String patterns

With string patterns (manual) we can search for a string in a more complex way. For example, let's say we're not searching for a specific character, but any uppercase letter. We can do this with string patterns

To demonstrate string patterns, we will use string.match. This returns the substring that is matching our pattern.

local fruit = "apPle"
print(fruit:match"[A-Z]") -- Output: P

We can use square brackets [] to denote a set. With A-Z we cover all uppercase letters of the alphabet. So the pattern says: Find me a character that is in this set of all uppercase letters.

Note

String patterns is similar to regular expression, but the former is more limited. If they would have added regular expression, then Lua's code would have doubled in size.

But we can write it even shorter:

local fruit = "apPle"
print(fruit:match("%u")) -- Output: P

%u is what is called a character class. As you can see here there are a bunch of them. %u represents all uppercase letters.

If, for whatever reason, we want to search for the actual string %u instead of the character class it represents, we can escape it by placing another % in front.

local fruit = "ap%uple"
print(fruit:match("%%u")) -- Output: %u

If we want to search for more than one character, we can use +. We can use a dot . to represent any character.

In the code below we search for a string that starts with an uppercase letter, is then followed by any characters, and ends with an uppercase letter.

local message = "Hello WORLD how ARE You?"
print(message:match("%u.+%u")) -- Output: Hello WORLD how ARE Y

The + is one of four characters with which we can control how many characters we are looking for.

Greedy and non-greedy refer whether how fast the pattern is satisfied. Notice how our output went all the way to the last "Y" of "You". The substring "Hello W" satisfies our conditions of starting and ending with an uppercase letter, but the + continues the search up till the very last uppercase letter it could find. We get the shorter string if we use a - instead.

local message = "Hello WORLD how ARE You?"
print(message:match("%u.-%u")) -- Output: Hello W

Capturing #

But what if we don't care about the uppercase letters? Yes, the text we are looking for is surrounded by uppercase letters, but we only care about the characters in-between. For this, we can use capturing.

We can create a capture with parentheses (). Let's capture the characters in-between the uppercase letters.

local message = "Hello WORLD how ARE You?"
print(message:match("%u(.-)%u")) -- Output: ello

gsub #

By using the power of string patterns, we can use the full potential of string.gsub. For example, instead of providing a replacement string, we can provide a table.

local about_me = {
    -- This is how you assign a key with special
    -- characters in the creation of the table.
    -- You surround the string with square brackets.
    ["{animal}"] = "whales",
    ["{fruit}"] = "apples"
}
local message = "I like {animal} and {fruit}."
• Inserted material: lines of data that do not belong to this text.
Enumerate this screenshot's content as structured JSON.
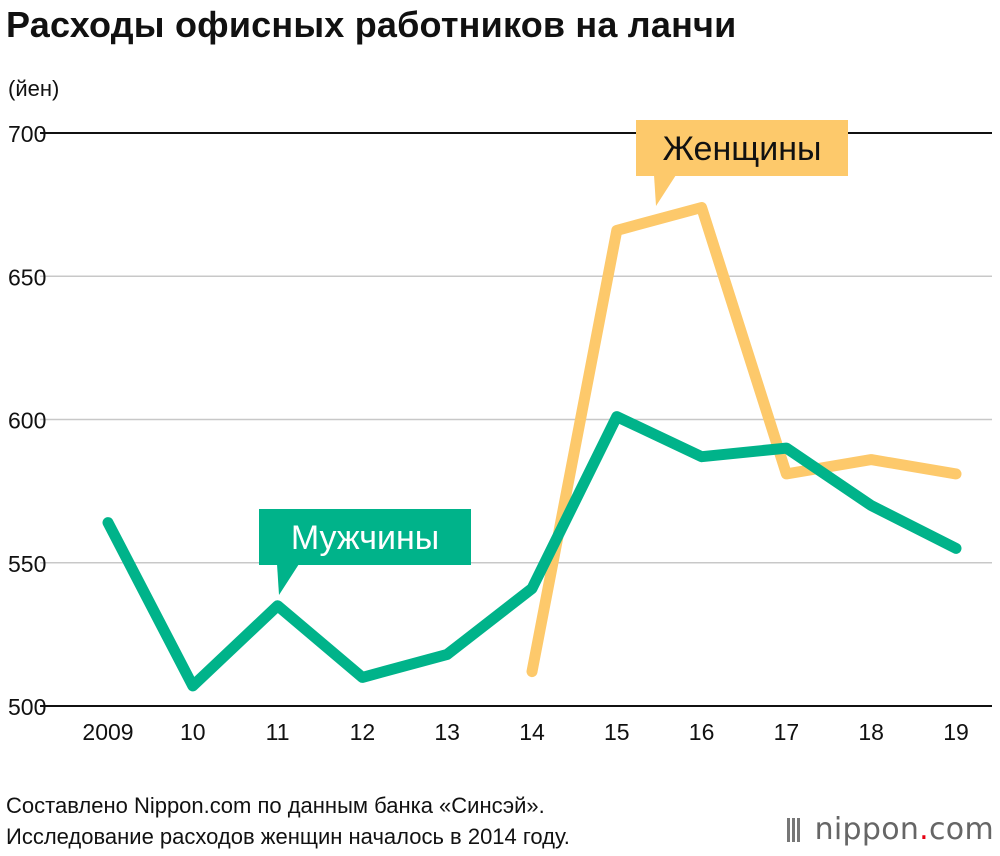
{
  "title": "Расходы офисных работников на ланчи",
  "unit_label": "(йен)",
  "footer": {
    "line1": "Составлено Nippon.com по данным банка «Синсэй».",
    "line2": "Исследование расходов женщин началось в 2014 году."
  },
  "logo": {
    "text": "nippon",
    "dot": ".",
    "tld": "com"
  },
  "chart_data": {
    "type": "line",
    "title": "Расходы офисных работников на ланчи",
    "ylabel": "(йен)",
    "xlabel": "",
    "categories": [
      "2009",
      "10",
      "11",
      "12",
      "13",
      "14",
      "15",
      "16",
      "17",
      "18",
      "19"
    ],
    "ylim": [
      500,
      700
    ],
    "yticks": [
      500,
      550,
      600,
      650,
      700
    ],
    "grid": true,
    "series": [
      {
        "name": "Мужчины",
        "color": "#00b38a",
        "values": [
          564,
          507,
          535,
          510,
          518,
          541,
          601,
          587,
          590,
          570,
          555
        ]
      },
      {
        "name": "Женщины",
        "color": "#fdc96b",
        "values": [
          null,
          null,
          null,
          null,
          null,
          512,
          666,
          674,
          581,
          586,
          581
        ]
      }
    ],
    "legend": "inline callout labels"
  }
}
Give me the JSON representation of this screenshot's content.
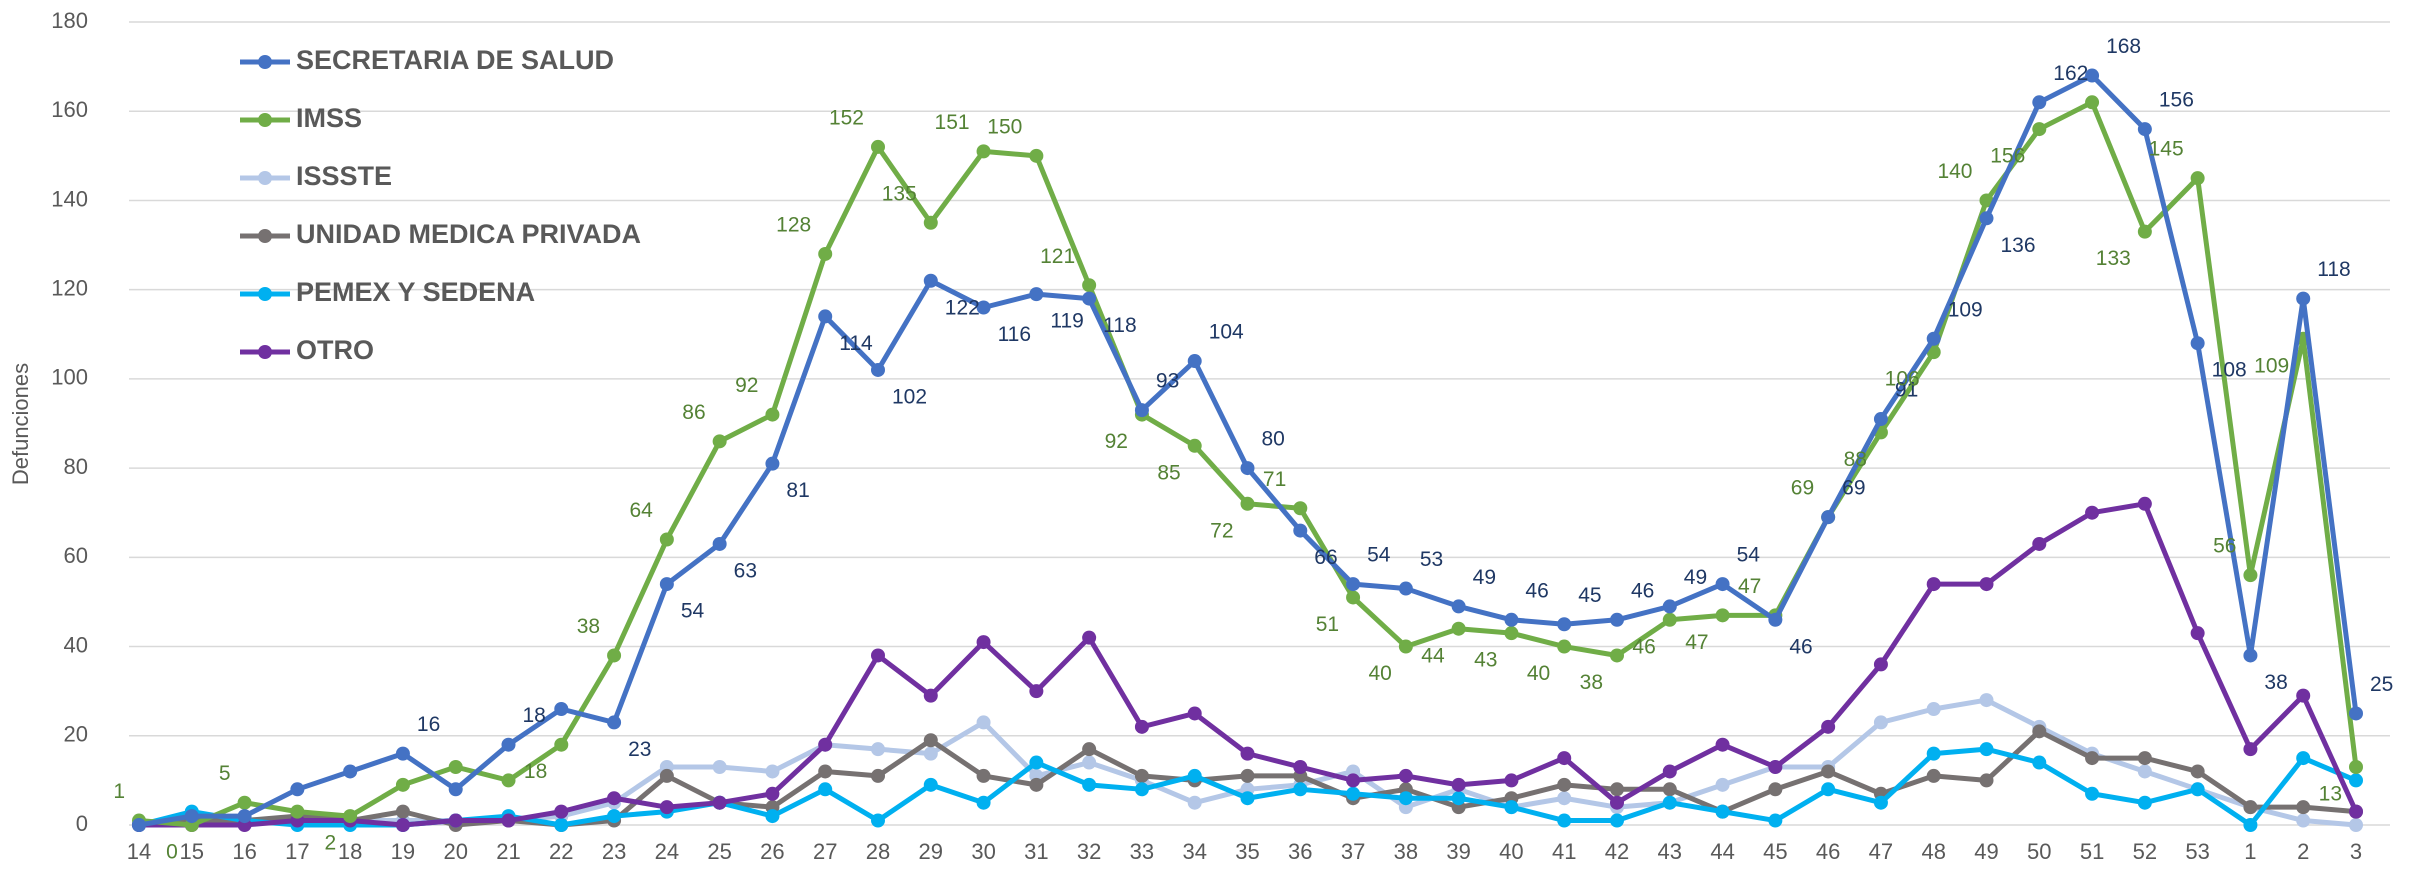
{
  "chart_data": {
    "type": "line",
    "y_label": "Defunciones",
    "categories": [
      "14",
      "15",
      "16",
      "17",
      "18",
      "19",
      "20",
      "21",
      "22",
      "23",
      "24",
      "25",
      "26",
      "27",
      "28",
      "29",
      "30",
      "31",
      "32",
      "33",
      "34",
      "35",
      "36",
      "37",
      "38",
      "39",
      "40",
      "41",
      "42",
      "43",
      "44",
      "45",
      "46",
      "47",
      "48",
      "49",
      "50",
      "51",
      "52",
      "53",
      "1",
      "2",
      "3"
    ],
    "ylim": [
      0,
      180
    ],
    "yticks": [
      0,
      20,
      40,
      60,
      80,
      100,
      120,
      140,
      160,
      180
    ],
    "grid": true,
    "series": [
      {
        "name": "SECRETARIA DE SALUD",
        "color": "#4472c4",
        "label_color": "#1f3864",
        "values": [
          0,
          2,
          2,
          8,
          12,
          16,
          8,
          18,
          26,
          23,
          54,
          63,
          81,
          114,
          102,
          122,
          116,
          119,
          118,
          93,
          104,
          80,
          66,
          54,
          53,
          49,
          46,
          45,
          46,
          49,
          54,
          46,
          69,
          91,
          109,
          136,
          162,
          168,
          156,
          108,
          38,
          118,
          25
        ],
        "value_labels": [
          null,
          null,
          null,
          null,
          null,
          16,
          null,
          18,
          null,
          23,
          54,
          63,
          81,
          114,
          102,
          122,
          116,
          119,
          118,
          93,
          104,
          80,
          66,
          54,
          53,
          49,
          46,
          45,
          46,
          49,
          54,
          46,
          69,
          91,
          109,
          136,
          162,
          168,
          156,
          108,
          38,
          118,
          25
        ]
      },
      {
        "name": "IMSS",
        "color": "#70ad47",
        "label_color": "#548235",
        "values": [
          1,
          0,
          5,
          3,
          2,
          9,
          13,
          10,
          18,
          38,
          64,
          86,
          92,
          128,
          152,
          135,
          151,
          150,
          121,
          92,
          85,
          72,
          71,
          51,
          40,
          44,
          43,
          40,
          38,
          46,
          47,
          47,
          69,
          88,
          106,
          140,
          156,
          162,
          133,
          145,
          56,
          109,
          13
        ],
        "value_labels": [
          1,
          0,
          5,
          null,
          2,
          null,
          null,
          null,
          18,
          38,
          64,
          86,
          92,
          128,
          152,
          135,
          151,
          150,
          121,
          92,
          85,
          72,
          71,
          51,
          40,
          44,
          43,
          40,
          38,
          46,
          47,
          47,
          69,
          88,
          106,
          140,
          156,
          null,
          133,
          145,
          56,
          109,
          13
        ]
      },
      {
        "name": "ISSSTE",
        "color": "#b4c7e7",
        "values": [
          0,
          1,
          1,
          1,
          1,
          1,
          1,
          1,
          2,
          5,
          13,
          13,
          12,
          18,
          17,
          16,
          23,
          11,
          14,
          10,
          5,
          8,
          9,
          12,
          4,
          8,
          4,
          6,
          4,
          5,
          9,
          13,
          13,
          23,
          26,
          28,
          22,
          16,
          12,
          8,
          4,
          1,
          0
        ]
      },
      {
        "name": "UNIDAD MEDICA PRIVADA",
        "color": "#767171",
        "values": [
          0,
          1,
          1,
          2,
          1,
          3,
          0,
          1,
          0,
          1,
          11,
          5,
          4,
          12,
          11,
          19,
          11,
          9,
          17,
          11,
          10,
          11,
          11,
          6,
          8,
          4,
          6,
          9,
          8,
          8,
          3,
          8,
          12,
          7,
          11,
          10,
          21,
          15,
          15,
          12,
          4,
          4,
          3
        ]
      },
      {
        "name": "PEMEX Y SEDENA",
        "color": "#00b0f0",
        "values": [
          0,
          3,
          1,
          0,
          0,
          0,
          1,
          2,
          0,
          2,
          3,
          5,
          2,
          8,
          1,
          9,
          5,
          14,
          9,
          8,
          11,
          6,
          8,
          7,
          6,
          6,
          4,
          1,
          1,
          5,
          3,
          1,
          8,
          5,
          16,
          17,
          14,
          7,
          5,
          8,
          0,
          15,
          10
        ]
      },
      {
        "name": "OTRO",
        "color": "#7030a0",
        "values": [
          0,
          0,
          0,
          1,
          1,
          0,
          1,
          1,
          3,
          6,
          4,
          5,
          7,
          18,
          38,
          29,
          41,
          30,
          42,
          22,
          25,
          16,
          13,
          10,
          11,
          9,
          10,
          15,
          5,
          12,
          18,
          13,
          22,
          36,
          54,
          54,
          63,
          70,
          72,
          43,
          17,
          29,
          3
        ]
      }
    ]
  }
}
print(message:gsub("{.-}", about_me)) -- Output: I like whales and apples.

By using a table, gsub searches for keys that match the substrings it found, and uses the values as the replacement for the string.

Note

This is another good example of where the difference between + and - is important. Had we used +, it would have matched with "{animal} and {fruit}", as that is the longest string that opens and closes with {}.
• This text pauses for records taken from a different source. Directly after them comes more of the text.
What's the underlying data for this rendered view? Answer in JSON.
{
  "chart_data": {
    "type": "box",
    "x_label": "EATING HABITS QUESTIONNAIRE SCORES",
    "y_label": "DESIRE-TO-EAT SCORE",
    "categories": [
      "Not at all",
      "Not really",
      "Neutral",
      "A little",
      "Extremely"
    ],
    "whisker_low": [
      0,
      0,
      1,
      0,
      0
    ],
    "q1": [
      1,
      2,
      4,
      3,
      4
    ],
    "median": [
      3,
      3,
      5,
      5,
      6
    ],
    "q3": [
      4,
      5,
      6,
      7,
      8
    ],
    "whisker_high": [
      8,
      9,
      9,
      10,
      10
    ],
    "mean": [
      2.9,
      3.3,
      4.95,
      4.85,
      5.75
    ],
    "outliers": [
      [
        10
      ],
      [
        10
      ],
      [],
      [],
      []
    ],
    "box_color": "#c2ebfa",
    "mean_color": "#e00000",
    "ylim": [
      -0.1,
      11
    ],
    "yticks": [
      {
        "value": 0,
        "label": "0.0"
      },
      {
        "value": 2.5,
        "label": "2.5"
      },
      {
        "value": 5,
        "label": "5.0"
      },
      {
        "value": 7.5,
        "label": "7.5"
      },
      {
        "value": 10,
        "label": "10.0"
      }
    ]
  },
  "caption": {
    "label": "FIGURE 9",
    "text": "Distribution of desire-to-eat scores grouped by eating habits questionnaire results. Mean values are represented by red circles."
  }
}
But what if we don't simply want to replace the string that we find? For example, what if we want to reverse each word individually? We can use %a+ to search for each word (%a represents all letters). Then instead of a replacement string, we're going to use a function, a callback. gsub will feed the function all the matches it could find, and the value we return is what that match will be replaced with.

local message = "Hello world how are you?"
print(message:gsub("%a+", function(str)
    return str:reverse()
end))

gsub can also be useful if we want to extract information from a string. Let's say we want to read all the numbers in a string and put them in a table.

local numbers = {}
local message = "A s2tr7ing w39ith hi6dden nu8mbe1rs!"
message:gsub("%d+", function(n)
    table.insert(numbers, tonumber(n))
end)

print(unpack(numbers)) -- Output: 2, 7, 39, 6, 8, 1

We don't return any value, because we don't care about modifying the string (besides, we're not printing the return value, or assigning it to a variable). Though if we wanted to remove the numbers, we could have returned an empty string "".